We can see from the above screenshot that the process terminated with an exit code of 013. Why is it not 0xb hex or 11 decimal? Because apparently, GDB displays the exit code in octal. As before, we will use Python to convert 013 octal into decimal. This is shown in the following screenshot:

Using Python to convert 013 octal to decimal

Fig. 79 Using Python to convert 013 octal to decimal#

We can also verify the exit status of the process by using the command:

echo $?

This can be seen from the following screenshot:

Using the Linux command line to obtain the exit status of a process

Fig. 80 Using the Linux command line to obtain the exit status of a process#

We can see from the above screenshot that the exit status of the terminated process is indeed 11.

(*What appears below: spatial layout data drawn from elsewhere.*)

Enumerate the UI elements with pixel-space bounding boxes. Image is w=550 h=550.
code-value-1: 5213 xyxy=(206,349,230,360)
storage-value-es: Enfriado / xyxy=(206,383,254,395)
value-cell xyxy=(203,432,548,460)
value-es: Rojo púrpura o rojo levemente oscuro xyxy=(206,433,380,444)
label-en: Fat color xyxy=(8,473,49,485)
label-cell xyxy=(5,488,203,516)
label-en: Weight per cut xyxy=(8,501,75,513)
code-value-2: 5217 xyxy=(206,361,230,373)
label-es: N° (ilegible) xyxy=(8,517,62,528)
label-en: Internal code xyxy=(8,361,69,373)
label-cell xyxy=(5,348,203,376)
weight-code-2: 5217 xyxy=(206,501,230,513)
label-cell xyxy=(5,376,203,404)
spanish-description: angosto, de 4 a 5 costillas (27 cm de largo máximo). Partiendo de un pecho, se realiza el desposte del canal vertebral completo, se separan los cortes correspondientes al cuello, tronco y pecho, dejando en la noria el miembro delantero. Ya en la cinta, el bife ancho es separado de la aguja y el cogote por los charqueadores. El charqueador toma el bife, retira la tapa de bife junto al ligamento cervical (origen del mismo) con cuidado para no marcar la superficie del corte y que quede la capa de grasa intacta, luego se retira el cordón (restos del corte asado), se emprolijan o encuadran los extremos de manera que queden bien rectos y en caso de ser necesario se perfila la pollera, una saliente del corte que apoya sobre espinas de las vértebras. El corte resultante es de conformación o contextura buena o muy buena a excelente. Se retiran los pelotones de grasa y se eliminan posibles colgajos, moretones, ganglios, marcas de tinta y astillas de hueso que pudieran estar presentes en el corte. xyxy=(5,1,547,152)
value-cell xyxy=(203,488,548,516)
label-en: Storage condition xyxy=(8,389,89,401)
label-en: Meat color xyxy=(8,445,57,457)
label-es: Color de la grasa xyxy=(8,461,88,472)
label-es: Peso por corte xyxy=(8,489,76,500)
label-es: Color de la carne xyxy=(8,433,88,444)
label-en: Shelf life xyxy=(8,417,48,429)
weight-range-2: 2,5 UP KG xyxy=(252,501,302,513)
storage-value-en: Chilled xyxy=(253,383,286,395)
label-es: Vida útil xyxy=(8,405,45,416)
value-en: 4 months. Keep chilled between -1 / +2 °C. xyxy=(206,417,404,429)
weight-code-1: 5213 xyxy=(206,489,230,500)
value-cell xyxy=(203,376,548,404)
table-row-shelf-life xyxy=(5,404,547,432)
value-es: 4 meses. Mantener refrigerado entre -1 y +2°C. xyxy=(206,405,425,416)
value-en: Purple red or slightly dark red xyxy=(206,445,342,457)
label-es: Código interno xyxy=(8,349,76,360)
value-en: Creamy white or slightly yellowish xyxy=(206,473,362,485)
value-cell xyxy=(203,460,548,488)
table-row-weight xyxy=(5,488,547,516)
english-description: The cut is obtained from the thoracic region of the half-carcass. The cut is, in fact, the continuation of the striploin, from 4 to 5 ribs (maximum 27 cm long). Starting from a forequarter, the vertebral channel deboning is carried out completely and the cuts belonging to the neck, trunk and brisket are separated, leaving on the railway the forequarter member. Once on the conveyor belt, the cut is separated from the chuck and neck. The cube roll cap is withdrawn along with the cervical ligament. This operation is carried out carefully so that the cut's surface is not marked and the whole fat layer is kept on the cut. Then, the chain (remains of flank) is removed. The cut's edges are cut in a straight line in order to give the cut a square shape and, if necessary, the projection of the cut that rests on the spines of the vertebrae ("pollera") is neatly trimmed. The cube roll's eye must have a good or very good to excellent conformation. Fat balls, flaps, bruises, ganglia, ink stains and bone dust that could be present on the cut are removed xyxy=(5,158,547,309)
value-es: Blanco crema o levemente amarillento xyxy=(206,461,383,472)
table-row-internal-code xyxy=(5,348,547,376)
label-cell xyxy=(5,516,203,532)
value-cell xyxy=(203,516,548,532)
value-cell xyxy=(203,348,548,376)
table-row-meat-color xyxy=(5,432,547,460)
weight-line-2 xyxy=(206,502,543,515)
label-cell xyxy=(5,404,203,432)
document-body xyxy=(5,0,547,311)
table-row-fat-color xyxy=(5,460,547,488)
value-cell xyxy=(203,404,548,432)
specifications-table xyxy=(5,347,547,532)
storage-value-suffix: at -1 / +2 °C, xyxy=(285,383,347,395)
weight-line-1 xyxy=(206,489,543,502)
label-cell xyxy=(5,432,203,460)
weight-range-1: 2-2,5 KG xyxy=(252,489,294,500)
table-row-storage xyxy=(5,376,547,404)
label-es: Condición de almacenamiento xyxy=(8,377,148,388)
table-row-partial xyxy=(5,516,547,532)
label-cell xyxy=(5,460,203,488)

Conclusions on examining helloworld in GDB.#

In this section we looked at examining the execution of a simple 64 bit binary in GDB. We looked at how system calls are setup and how they are invoked. We also looked at how to obtain the exit status of a terminated process. In the next section, we will examine why the helloworld executable is not suitable for being used as shellcode. The reasons are that:

  • The object code for the executable contains many nulls. This is evident by examining the object file’s dump:

$objdump -d helloworld.o
helloworld.o:     file format elf64-x86-64


Disassembly of section .text:

0000000000000000 <_start>:
0:	48 b8 01 00 00 00 00 	movabs $0x1,%rax
7:	00 00 00 
a:	48 bf 01 00 00 00 00 	movabs $0x1,%rdi
11:	00 00 00 
14:	48 be 00 00 00 00 00 	movabs $0x0,%rsi
1b:	00 00 00 
1e:	48 ba 22 00 00 00 00 	movabs $0x22,%rdx
25:	00 00 00 
28:	0f 05                	syscall 
2a:	48 b8 3c 00 00 00 00 	movabs $0x3c,%rax
31:	00 00 00 
34:	48 bf 0b 00 00 00 00 	movabs $0xb,%rdi
3b:	00 00 00 
3e:	0f 05                	syscall 

$

We can see from the objdump above that the code indeed includes many nulls. These nulls make the code above unsuitable for shellcode.

  • The code makes use of the full 64-bit registers, which can hold very large numbers; however, the immediate numbers that we have used are relatively very small, less than then integer 100. This is an inefficient use of resources. In shellcoding, we want to make the shellcode as efficient and compact as possible.

In the next section, we will look at how to remove these nulls and optimize the code so that it can be suitable to be used as shellcode.